Additionally Vault Raft Snapshot Agent supports static configuration via environment variables alongside its configuration file:

In contrast to values specified via the configuration file, these environment variables are read once at startup only and the configuration will not be reloaded when their values change, except those specified as external property sources/Secret below which always reflect the currently configured value.

Options specified via environment-variables take precedence before the values specified in the configuration file - even those specified as external property sources/Secret!

Configuration

Vault Raft Snapshot Agent uses viper as configuration-backend, so you can write your configuration in either json, yaml or toml.

The Agent monitors the configuration-file for changes and reloads the configuration automatically when the file changes.

Example configuration (yaml)

vault:
  nodes:
    urls:
      # Url of the (leading) vault-server
      - https://vault-server:8200
  auth:
    # configures kubernetes auth
    kubernetes:
      role: "test-role"
snapshots:
  # configures how often snapshots are made, default 1h
  frequency: "4h"
  # configures how many snapshots are retained, default 0
  retain: 10
  storages:
    # configures local storage of snapshots
    local:
      path: /snapshots

(for a complete example with all configuration-options see complete.yaml)
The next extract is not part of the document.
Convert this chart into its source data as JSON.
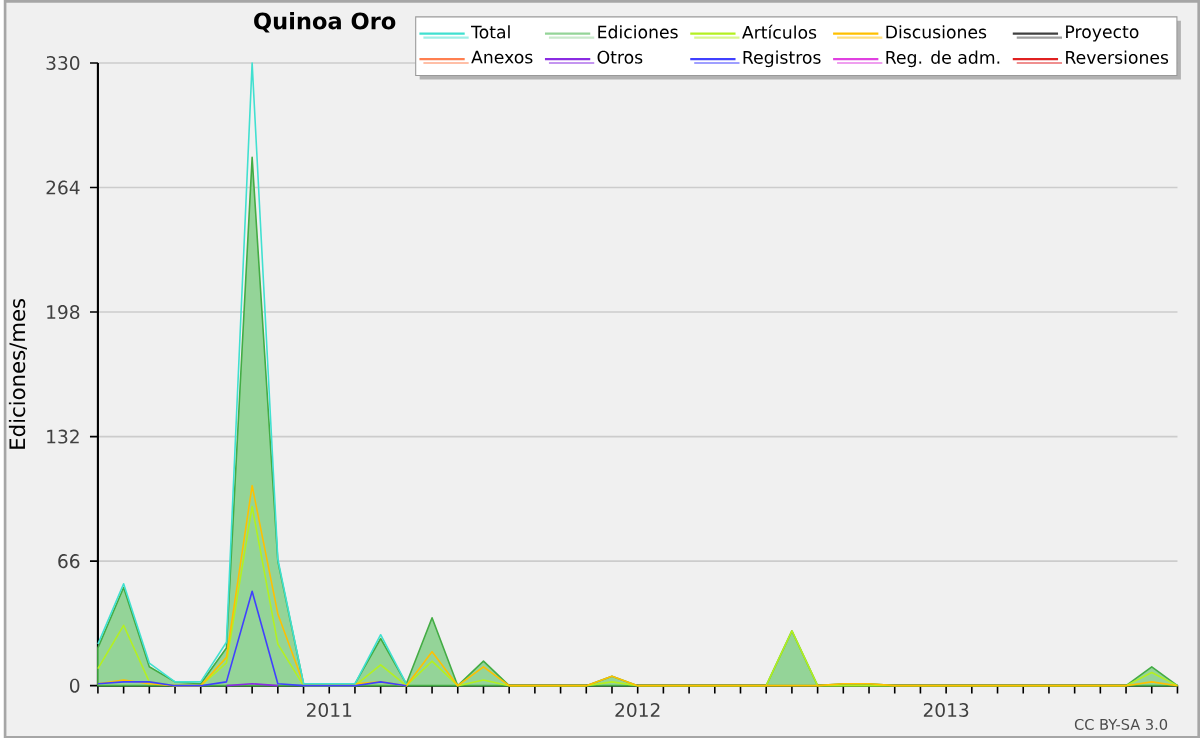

Secrets and external property-sources

Vault Raft Snapshot allows you to specify dynamic sources for properties containing secrets which you either do not want to write into the configuration file or which might change while the agent is running. For these properties you may specify either an environment variable as source using env://<variable-name> or a file-source containing the value for the secret using file://<file-path>, where <file-path> may be either an absolute path or a path relative to the configuration file. Any value not prefixed with env:// or file:// will be used as is.

Dynamic properties are validated at startup only, so if e.g. you delete the source-file for a property required to authenticate with vault or connect to a remote storage while the agent is running, the next login to vault or upload to that storage will fail (gracefully)!

Vault configuration

vault:
  nodes:
    urls:
      -  <http(s)-urls to vault-cluster nodes>
      - ...
    autoDetectLeader: true
  insecure: <true|false>
  timeout: <duration>
Key Type Required/Default Description
nodes.urls List of URL required specifies at least one url to a vault-server
nodes.autoDetectLeader Boolean false if true the agent will ask the nodes for the url to the leader. Otherwise it will try the given urls until it finds the leader node
insecure Boolean false specifies whether insecure https connections are allowed or not. Set to true when you use self-signed certificates
timeout Duration 60s timeout for the vault-http-client; increase for large raft databases (and increase snapshots.timeout accordingly!)

Vault Leader-Detection

It is recommended to specify only a single url in vault.nodes.urls which always points to the current leader (e.g. to http(s)://vault-active.<vault-namespace>.svc.cluster.local:<vault-server service-port> when using the vault-helm chart) and to disable the automatic leader detection by not specifying nodes.autoDetectLeader or setting it to false. If automatic leader detection is enabled the response of vault's /sys/leader-api-endpoint must return a leaderAddress reachable by the agent. If you specify multiple urls in vault.nodes.urls without enabling vault.nodes.autoDetectLeader, the agent contacts each node until one reports that it is is the current leader.

Vault authentication

To allow Vault Raft Snapshot Agent to take snapshots, you must add a policy that allows read-access to the snapshot-apis. This involves the following:

  1. vault login with an admin user.
  2. Create the following policy vault policy write snapshots ./my_policies/snapshots.hcl where snapshots.hcl is:
path "/sys/storage/raft/snapshot"
{
  capabilities = ["read"]
}

The above policy is the minimum required policy to be able to generate snapshots. This policy must be associated with the app- or kubernetes-role you specify in you're configuration (see below).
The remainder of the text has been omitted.